Orgy rented a large house in Lake Tahoe, Nevada, and basically invited the whole town over to party. Kids jumped off the roof on bicycles; Hewitt crashed a car and abandoned it in the snow. The group recorded Candyass - whenever it could take a break from throwing furniture off the balcony. "The funny thing," says Derakh, "is that we destroyed this guy's house and we never heard anything about it. He must have known, I guess, that we were going to wreck his house."

While Orgy were recording the album, they visited a local used record store and saw a cassette of New Order's Substance collection. Their minds boggling over the idea of somebody selling such a classic record, they bought it and promptly began working on their own version of "Blue Monday," following New Order's blueprint faithfully but adding guitars to the chorus. It ended up spookier than they had originally intended. "I didn't say, 'Whoa - let me make my voice all satanic,'" cracks Gordon.

After the Philadelphia show, Orgy dutifully sign autographs for the hundreds of fans waiting outside. Bored and antsy sitting on the tour bus - which they have dubbed "the human fishbowl" because of the way crowds peer through the windshield - they play some Nerf basketball and then decide to head across town to party with their friends in Coal Chamber, who have just finished a show with Insane Clown Posse. Unfortunately, this "party" is on another tour bus.

No matter: Judas Priest are on the stereo, joints are passed, and Gordon, Shuck and Haley head into the bus's back room to do some speed. The only unhappy member of the band is Hewitt, who sits in the bus driver's seat, away from the noise and smoke, pining for his domestic CA life with his wife and their three dogs.

The next day, I meet with Gordon in his Washington, D.C., hotel room after he wakes up, at around 3 p.m. There's a beautiful, raven haired girl lying in his bed; he introduces us, and we shake hands. Before we talk, Gordon plays me a demo he's really excited about: It's by the Wonder Girls, an L.A. supergroup that includes himself, Ashley Hamilton, Stone Temple Pilots' Scott Weiland, the Cult's Ian Astbury and Sugar Ray's Mark McGrath. The song is called "Drop that Bbay," and it's insanely catchy. Gordon says no label wants to sign them because of the nightmare of untangling their individual contracts and fear of drug abuse.

Gordon won't discuss his age, but he's apologetic about his retience, saying he wants to keep some sense of mystery around the band.. I ask him to tell me something about himself that would surprise people, and he sits up straight, which makes him look as tall and stovepipe-thin as Ichabod Crane. "I've done so much silly shit, I don't think people will be surprised by anything I do, you know?" he says. "If I shot a 50 foot flame out of my ass, it would make no difference to anyone."

Candyass' mordant lyrics range from "You can't escape what makes you tragic" to "Here to save the freaks again." But when I ask Gordon which lyric means more to him now than when he wrote it, he breaks into a wide grin and quotes a line from "Dizzy": 'Dum-dum-Dizzy-dizzy-dum-dum.' That means more to me now than anything. Because I wrote the songs for people to put their own imagination to work."
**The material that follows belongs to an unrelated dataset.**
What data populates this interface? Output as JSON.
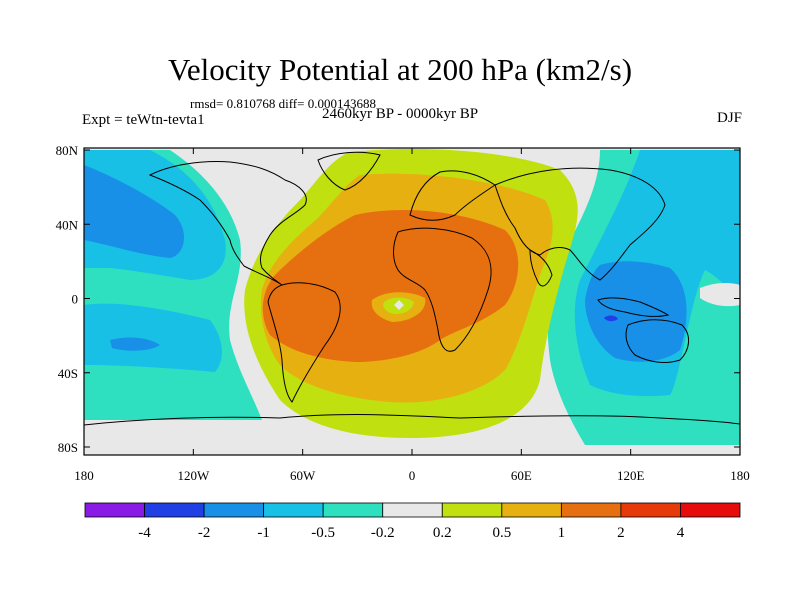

What does he like to think his fans are doing while they're listening to the record?

"Running away from home, probably," he says. "There was this distant feeling I always had when I was making my record, about not being in such a good state of mind to have fun. So I think the record's about running away. I could see kids all over America listening to that on their way out of nowheresville."